European Parliament Disables Webmail After Cyber-Attack

The European Parliament has disabled all remote access to e-mail and asked employees to change passwords during the five-day long cyber-attack.

Less than two days after the EU Commission and its foreign-service arm came under fire, the European Parliament's network came under cyber-attack. This is the third such incident on European governmental organizations in two months.

The attack on the European Parliament's computer network began March 24 and was in progress for at least five days, an EU spokesperson told European Voice. Employees were told on March 30 that the attacks had ended, but they had to continue to be careful.

The Parliament's IT team has put in security measures such as blocking remote access to email via Web browsers, according to the spokesperson. Employees were also told to change their network login credentials.

"Information technology services are working day and night to investigate," the spokesperson said.

Separately, the European Commission and its foreign ministry European External Action Service reported a large-scale malware-driven attack on its network on March 22. Employees were asked to change their passwords and all remote access to email had been revoked as the EC's security team investigated the breach.

While the Commission claimed the breach was the result of malware and not a direct assault on its systems, the Parliament did not provide any details of the attack.

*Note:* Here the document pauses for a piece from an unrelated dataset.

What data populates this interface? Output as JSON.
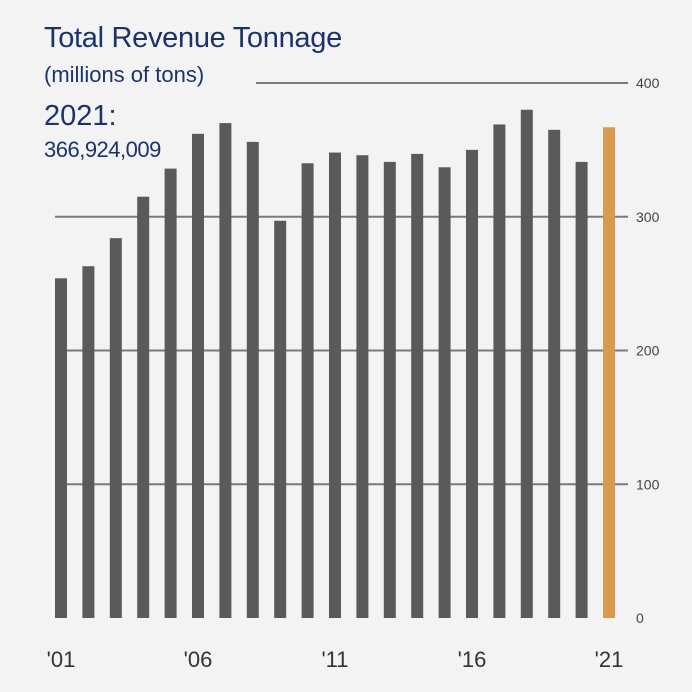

An unnamed official told the European Voice that the attacks on EC and the Parliament appeared to have been "coordinated" based on the timing, but that information could not be verified. The Parliament and Commission have separate networks, so it is possible the attackers were snooping around to extract valuable information.

The EC attack occurred just ahead of a significant summit in Brussels to discuss the Libyan crisis, European debt and nuclear power.

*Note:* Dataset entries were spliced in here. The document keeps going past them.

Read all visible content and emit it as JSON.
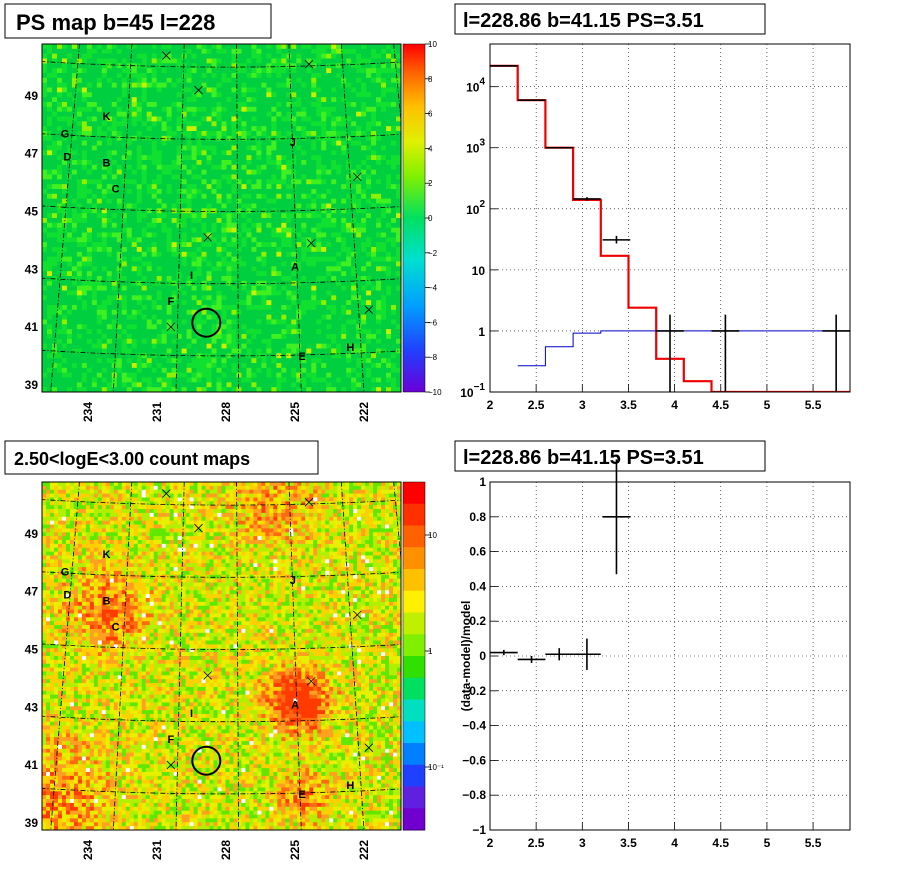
{
  "panels": {
    "ps_map": {
      "title": "PS map b=45 l=228",
      "colorbar_ticks": [
        "10",
        "8",
        "6",
        "4",
        "2",
        "0",
        "−2",
        "−4",
        "−6",
        "−8",
        "−10"
      ],
      "y_ticks": [
        "49",
        "47",
        "45",
        "43",
        "41",
        "39"
      ],
      "x_ticks": [
        "234",
        "231",
        "228",
        "225",
        "222"
      ]
    },
    "count_map": {
      "title": "2.50<logE<3.00 count maps",
      "colorbar_ticks": [
        "10",
        "1",
        "10⁻¹"
      ],
      "y_ticks": [
        "49",
        "47",
        "45",
        "43",
        "41",
        "39"
      ],
      "x_ticks": [
        "234",
        "231",
        "228",
        "225",
        "222"
      ]
    },
    "spectrum": {
      "title": "l=228.86 b=41.15 PS=3.51"
    },
    "residual": {
      "title": "l=228.86 b=41.15 PS=3.51",
      "ylabel": "(data-model)/model"
    }
  },
  "source_labels": [
    {
      "id": "K",
      "l": 233.2,
      "b": 48.3
    },
    {
      "id": "G",
      "l": 235.0,
      "b": 47.7
    },
    {
      "id": "D",
      "l": 234.9,
      "b": 46.9
    },
    {
      "id": "B",
      "l": 233.2,
      "b": 46.7
    },
    {
      "id": "J",
      "l": 225.1,
      "b": 47.4
    },
    {
      "id": "C",
      "l": 232.8,
      "b": 45.8
    },
    {
      "id": "I",
      "l": 229.5,
      "b": 42.8
    },
    {
      "id": "A",
      "l": 225.0,
      "b": 43.1
    },
    {
      "id": "F",
      "l": 230.4,
      "b": 41.9
    },
    {
      "id": "E",
      "l": 224.7,
      "b": 40.0
    },
    {
      "id": "H",
      "l": 222.6,
      "b": 40.3
    }
  ],
  "cross_markers": [
    {
      "l": 229.2,
      "b": 49.2
    },
    {
      "l": 230.6,
      "b": 50.4
    },
    {
      "l": 224.4,
      "b": 50.1
    },
    {
      "l": 228.8,
      "b": 44.1
    },
    {
      "l": 224.3,
      "b": 43.9
    },
    {
      "l": 222.3,
      "b": 46.2
    },
    {
      "l": 221.8,
      "b": 41.6
    },
    {
      "l": 230.4,
      "b": 41.0
    }
  ],
  "target_circle": {
    "l": 228.86,
    "b": 41.15
  },
  "chart_data": [
    {
      "type": "heatmap",
      "title": "PS map b=45 l=228",
      "xlim": [
        236.0,
        220.4
      ],
      "ylim": [
        38.75,
        50.8
      ],
      "zlim": [
        -10,
        10
      ],
      "x_ticks": [
        234,
        231,
        228,
        225,
        222
      ],
      "y_ticks": [
        49,
        47,
        45,
        43,
        41,
        39
      ]
    },
    {
      "type": "heatmap",
      "title": "2.50<logE<3.00 count maps",
      "xlim": [
        236.0,
        220.4
      ],
      "ylim": [
        38.75,
        50.8
      ],
      "zscale": "log",
      "x_ticks": [
        234,
        231,
        228,
        225,
        222
      ],
      "y_ticks": [
        49,
        47,
        45,
        43,
        41,
        39
      ]
    },
    {
      "type": "line",
      "title": "l=228.86 b=41.15 PS=3.51",
      "xlim": [
        2.0,
        5.9
      ],
      "ylim": [
        0.1,
        50000
      ],
      "yscale": "log",
      "grid": true,
      "x_ticks": [
        "2",
        "2.5",
        "3",
        "3.5",
        "4",
        "4.5",
        "5",
        "5.5"
      ],
      "y_ticks": [
        {
          "v": 10000,
          "t": "10",
          "sup": "4"
        },
        {
          "v": 1000,
          "t": "10",
          "sup": "3"
        },
        {
          "v": 100,
          "t": "10",
          "sup": "2"
        },
        {
          "v": 10,
          "t": "10",
          "sup": ""
        },
        {
          "v": 1,
          "t": "1",
          "sup": ""
        },
        {
          "v": 0.1,
          "t": "10",
          "sup": "−1"
        }
      ],
      "series": [
        {
          "color": "#ee0000",
          "style": "step",
          "edges": [
            2.0,
            2.3,
            2.6,
            2.9,
            3.2,
            3.5,
            3.8,
            4.1,
            4.4,
            5.9
          ],
          "values": [
            22000,
            6000,
            1000,
            140,
            17,
            2.4,
            0.35,
            0.15,
            0.1
          ]
        },
        {
          "color": "#0000cc",
          "style": "step",
          "edges": [
            2.3,
            2.6,
            2.9,
            3.2,
            3.5,
            3.8,
            4.1,
            4.4,
            5.9
          ],
          "values": [
            0.27,
            0.55,
            0.92,
            1.0,
            1.0,
            1.0,
            1.0,
            1.0
          ]
        },
        {
          "color": "#000000",
          "style": "errorbar",
          "points": [
            {
              "x": 2.15,
              "y": 22000,
              "xerr": 0.15,
              "ylo": 21800,
              "yhi": 22200
            },
            {
              "x": 2.45,
              "y": 6000,
              "xerr": 0.15,
              "ylo": 5930,
              "yhi": 6070
            },
            {
              "x": 2.75,
              "y": 1000,
              "xerr": 0.15,
              "ylo": 975,
              "yhi": 1025
            },
            {
              "x": 3.05,
              "y": 145,
              "xerr": 0.15,
              "ylo": 135,
              "yhi": 155
            },
            {
              "x": 3.37,
              "y": 31,
              "xerr": 0.15,
              "ylo": 27,
              "yhi": 36
            },
            {
              "x": 3.95,
              "y": 1.0,
              "xerr": 0.15,
              "ylo": 0.1,
              "yhi": 1.85
            },
            {
              "x": 4.55,
              "y": 1.0,
              "xerr": 0.15,
              "ylo": 0.1,
              "yhi": 1.85
            },
            {
              "x": 5.75,
              "y": 1.0,
              "xerr": 0.15,
              "ylo": 0.1,
              "yhi": 1.85
            }
          ]
        }
      ]
    },
    {
      "type": "scatter",
      "title": "l=228.86 b=41.15 PS=3.51",
      "ylabel": "(data-model)/model",
      "xlim": [
        2.0,
        5.9
      ],
      "ylim": [
        -1.0,
        1.0
      ],
      "grid": true,
      "x_ticks": [
        "2",
        "2.5",
        "3",
        "3.5",
        "4",
        "4.5",
        "5",
        "5.5"
      ],
      "y_ticks": [
        "1",
        "0.8",
        "0.6",
        "0.4",
        "0.2",
        "0",
        "−0.2",
        "−0.4",
        "−0.6",
        "−0.8",
        "−1"
      ],
      "points": [
        {
          "x": 2.15,
          "y": 0.02,
          "xerr": 0.15,
          "yerr": 0.015
        },
        {
          "x": 2.45,
          "y": -0.02,
          "xerr": 0.15,
          "yerr": 0.02
        },
        {
          "x": 2.75,
          "y": 0.01,
          "xerr": 0.15,
          "yerr": 0.035
        },
        {
          "x": 3.05,
          "y": 0.01,
          "xerr": 0.15,
          "yerr": 0.09
        },
        {
          "x": 3.37,
          "y": 0.8,
          "xerr": 0.15,
          "yerr": 0.33
        }
      ]
    }
  ]
}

"It is possible that Anonymous has begun to inspire -serial hacktivism,'" as the EC attack could have been a response to the Western intervention in Libya, Amichai Shulman, CTO of Imperva, told eWEEK. The hacktivist group Anonymous has recently launched attacks against a wide range of targets, including the music industry, companies who severed ties with whistle-blowing site WikiLeaks, and government Websites in countries engulfed in mass demonstrations.

It is unclear at this time whether the Parliament incident is related to the attack on France's finance ministry in February. In the attack that compromised more than 150 computers, the attackers were allegedly after documents on the G20 summit held in Paris that month.

Since some of the stolen files were redirected to Chinese sites, there was speculation the Chinese government may have backed the attack. Shulman dismissed the scenario as "unlikely," since China was part of the G20 and already had access to the documents. Instead, he said it was more likely that hackers from all over the world were using Chinese IP addresses because it was easier to exploit them.

Shulman donned his "conspiracy-theory hat" and speculated the agency had failed to secure its networks and was compromised by a simple worm or virus. "Rather than embarrassingly admit this security failure, they claim APT," Shulman said. He said it was unlikely an Advanced Persistent Threat would affect "only 150 computers."

APTs are generally complex and ongoing attacks that use unique attack vectors.